I am new to both R and SO and after figuring quite a few things in my dataset, I am kind of stuck on this new challenge. I am working on a .csv dataset and I am using r for datacleaning.
If you see, the first column label reads 'District/Subdistrict'. In that column, the District names start with a underscore and the sub district names are written as is. Now what I need to do is create a new column at the end, (column number 5) in my .csv with the label 'District'. I need to know how to use grepl and/or ifelse to populate that new column based on the first column as follows. I am going to use the example of the District name <_A>.
The new column should contain the values <_A> corresponding to the values of the District <_A> and values of Subdistricts under the District such as , , in the first column. Similarly, this should repeat for other districts such as the next District name <_E> and its subdistricts.

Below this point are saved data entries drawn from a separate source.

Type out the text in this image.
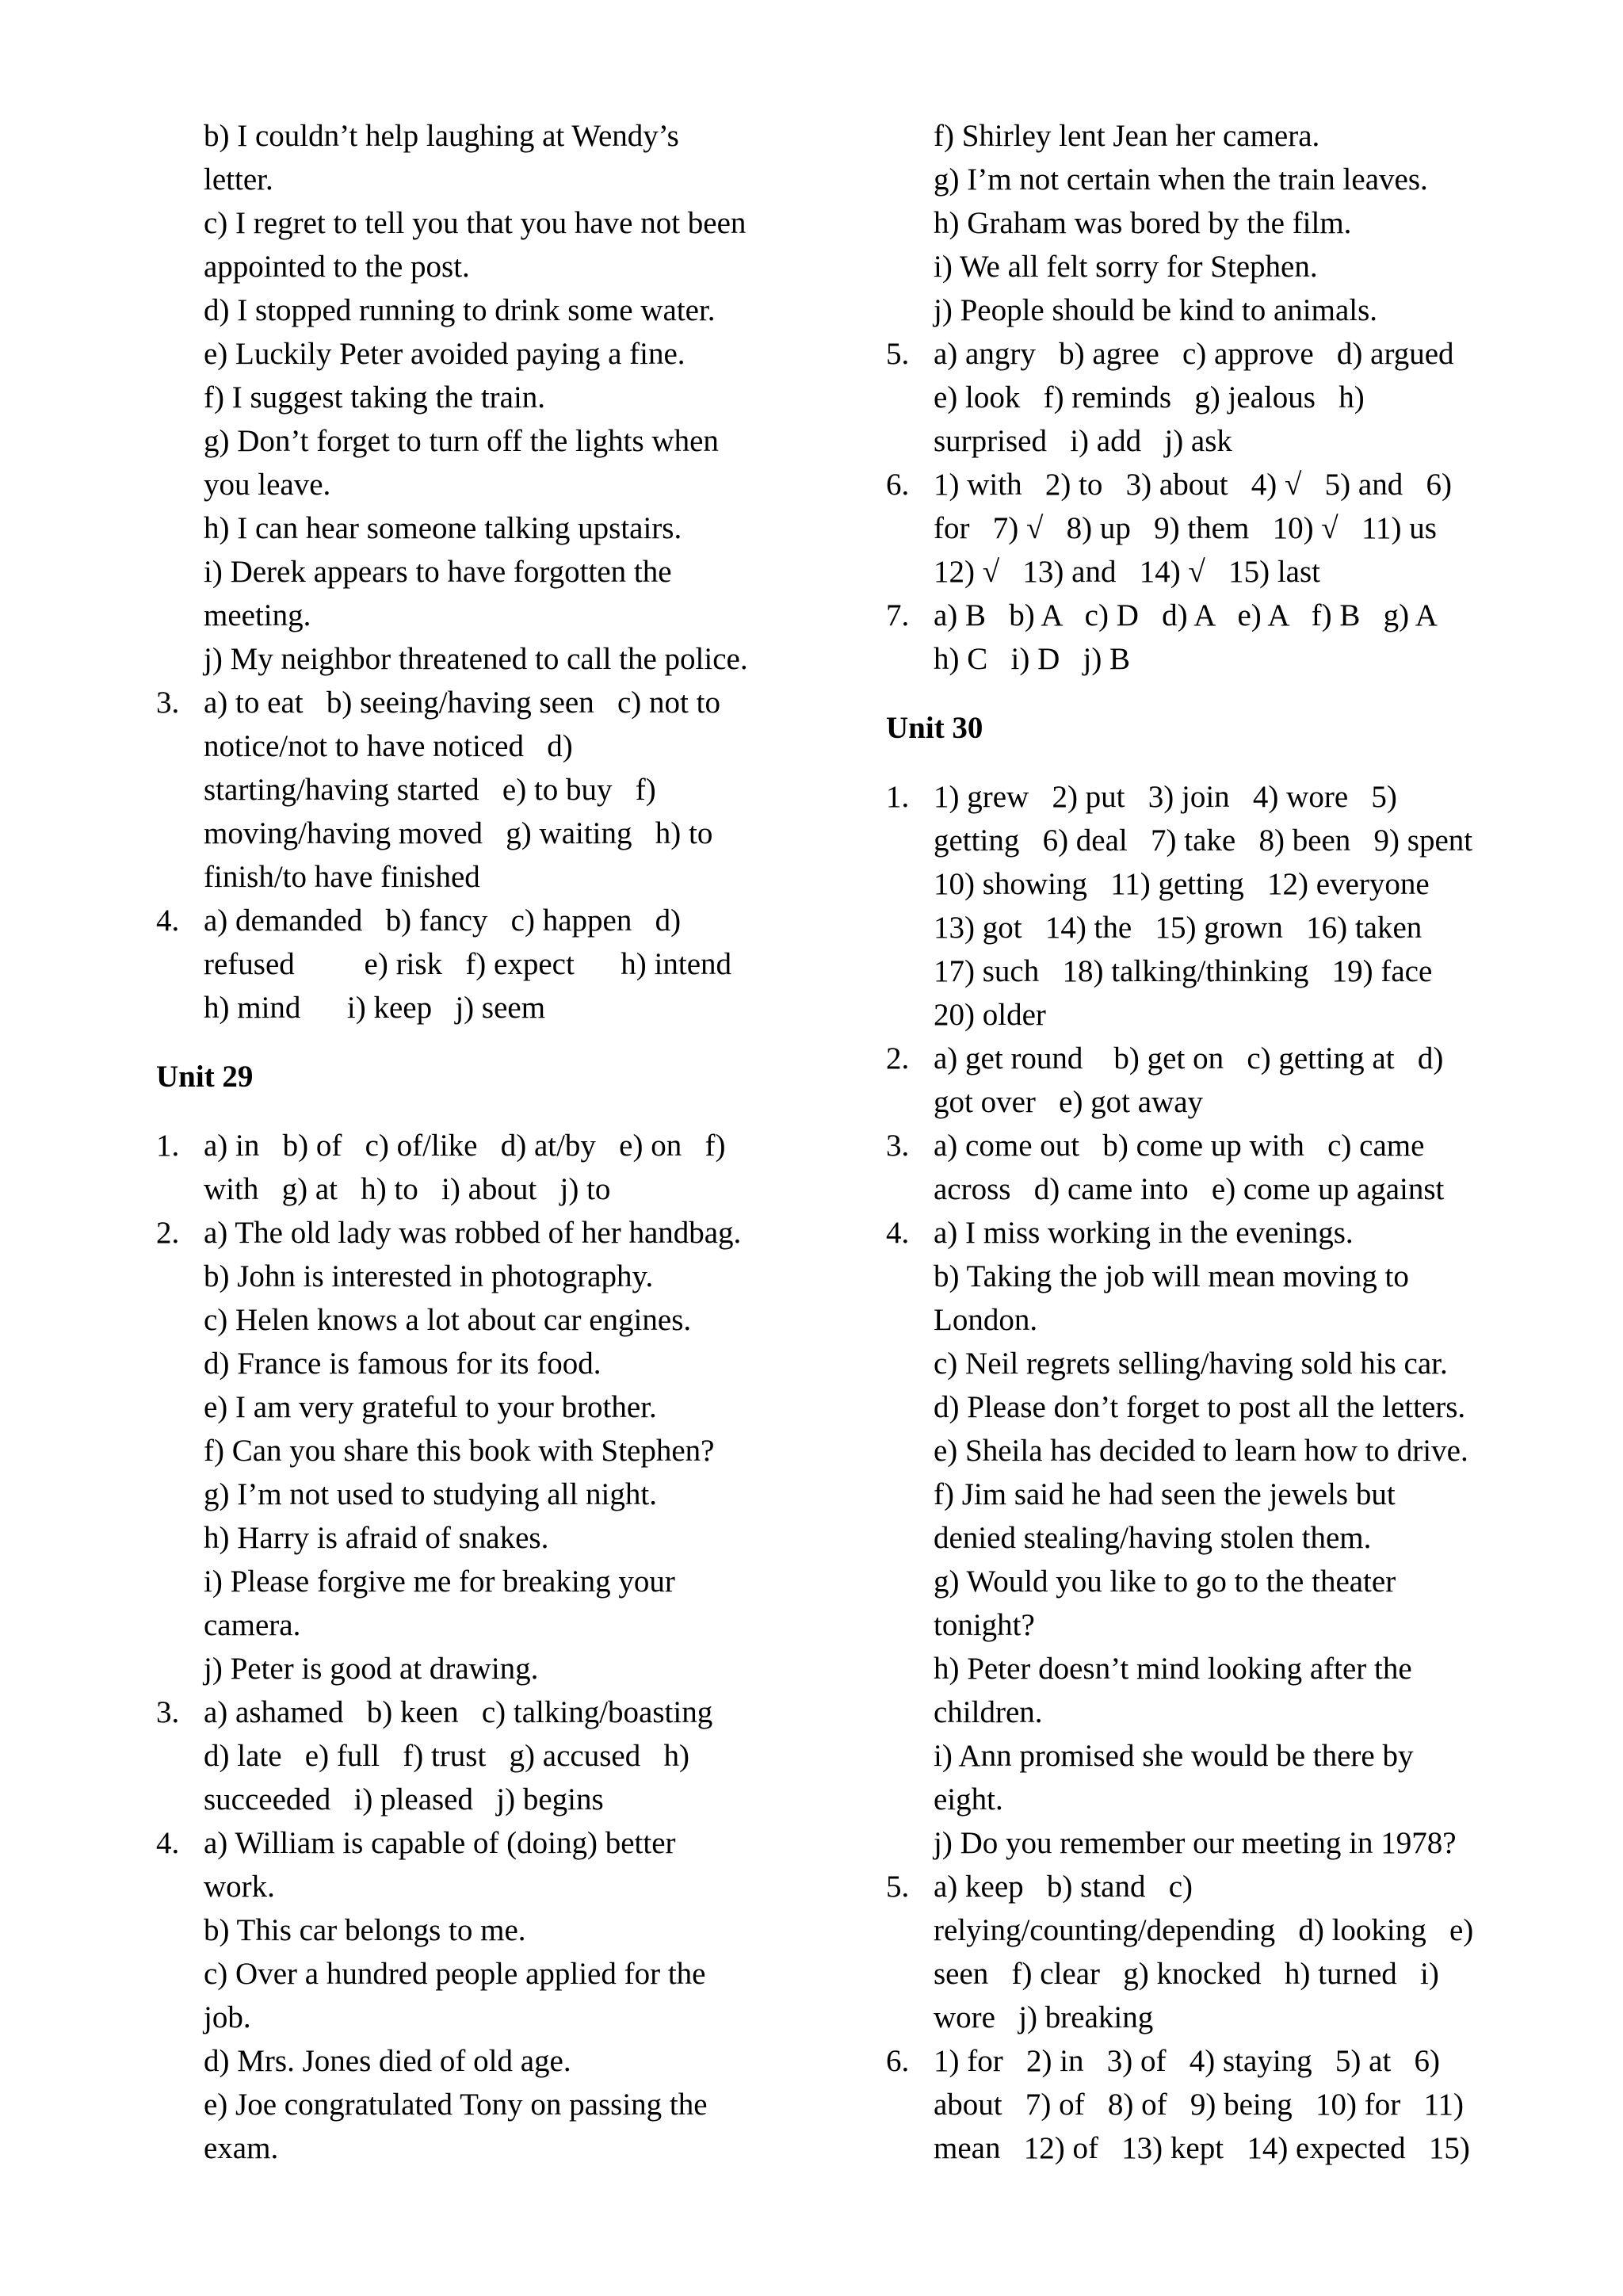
b) I couldn’t help laughing at Wendy’s
letter.
c) I regret to tell you that you have not been
appointed to the post.
d) I stopped running to drink some water.
e) Luckily Peter avoided paying a fine.
f) I suggest taking the train.
g) Don’t forget to turn off the lights when
you leave.
h) I can hear someone talking upstairs.
i) Derek appears to have forgotten the
meeting.
j) My neighbor threatened to call the police.
3. a) to eat   b) seeing/having seen   c) not to
notice/not to have noticed   d)
starting/having started   e) to buy   f)
moving/having moved   g) waiting   h) to
finish/to have finished
4. a) demanded   b) fancy   c) happen   d)
refused         e) risk   f) expect      h) intend
h) mind      i) keep   j) seem
Unit 29
1. a) in   b) of   c) of/like   d) at/by   e) on   f)
with   g) at   h) to   i) about   j) to
2. a) The old lady was robbed of her handbag.
b) John is interested in photography.
c) Helen knows a lot about car engines.
d) France is famous for its food.
e) I am very grateful to your brother.
f) Can you share this book with Stephen?
g) I’m not used to studying all night.
h) Harry is afraid of snakes.
i) Please forgive me for breaking your
camera.
j) Peter is good at drawing.
3. a) ashamed   b) keen   c) talking/boasting
d) late   e) full   f) trust   g) accused   h)
succeeded   i) pleased   j) begins
4. a) William is capable of (doing) better
work.
b) This car belongs to me.
c) Over a hundred people applied for the
job.
d) Mrs. Jones died of old age.
e) Joe congratulated Tony on passing the
exam.
f) Shirley lent Jean her camera.
g) I’m not certain when the train leaves.
h) Graham was bored by the film.
i) We all felt sorry for Stephen.
j) People should be kind to animals.
5. a) angry   b) agree   c) approve   d) argued
e) look   f) reminds   g) jealous   h)
surprised   i) add   j) ask
6. 1) with   2) to   3) about   4) √   5) and   6)
for   7) √   8) up   9) them   10) √   11) us
12) √   13) and   14) √   15) last
7. a) B   b) A   c) D   d) A   e) A   f) B   g) A
h) C   i) D   j) B
Unit 30
1. 1) grew   2) put   3) join   4) wore   5)
getting   6) deal   7) take   8) been   9) spent
10) showing   11) getting   12) everyone
13) got   14) the   15) grown   16) taken
17) such   18) talking/thinking   19) face
20) older
2. a) get round    b) get on   c) getting at   d)
got over   e) got away
3. a) come out   b) come up with   c) came
across   d) came into   e) come up against
4. a) I miss working in the evenings.
b) Taking the job will mean moving to
London.
c) Neil regrets selling/having sold his car.
d) Please don’t forget to post all the letters.
e) Sheila has decided to learn how to drive.
f) Jim said he had seen the jewels but
denied stealing/having stolen them.
g) Would you like to go to the theater
tonight?
h) Peter doesn’t mind looking after the
children.
i) Ann promised she would be there by
eight.
j) Do you remember our meeting in 1978?
5. a) keep   b) stand   c)
relying/counting/depending   d) looking   e)
seen   f) clear   g) knocked   h) turned   i)
wore   j) breaking
6. 1) for   2) in   3) of   4) staying   5) at   6)
about   7) of   8) of   9) being   10) for   11)
mean   12) of   13) kept   14) expected   15)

I know how to load the data in R and set the working directory etc. I just need specific help with the code for this output that I am looking for. Even some sort of a generic form would be helpful. Apologies for the shortcomings in this question.
Sample data:
District/Subdistrict X Y Z
_A 10 12 13
B 8 40 15
C 21 22 23
D 32 40 21
_E 24 94 97
F 56 72 12
G 35 23 12
H 54 23 17
Expected output
District/Subdistrict X Y Z District
_A 10 12 13 _A
B 8 40 15 _A
C 21 22 23 _A
D 32 40 21 _A
_E 24 94 97 _E
F 56 72 12 _E
G 35 23 12 _E
H 54 23 17 _E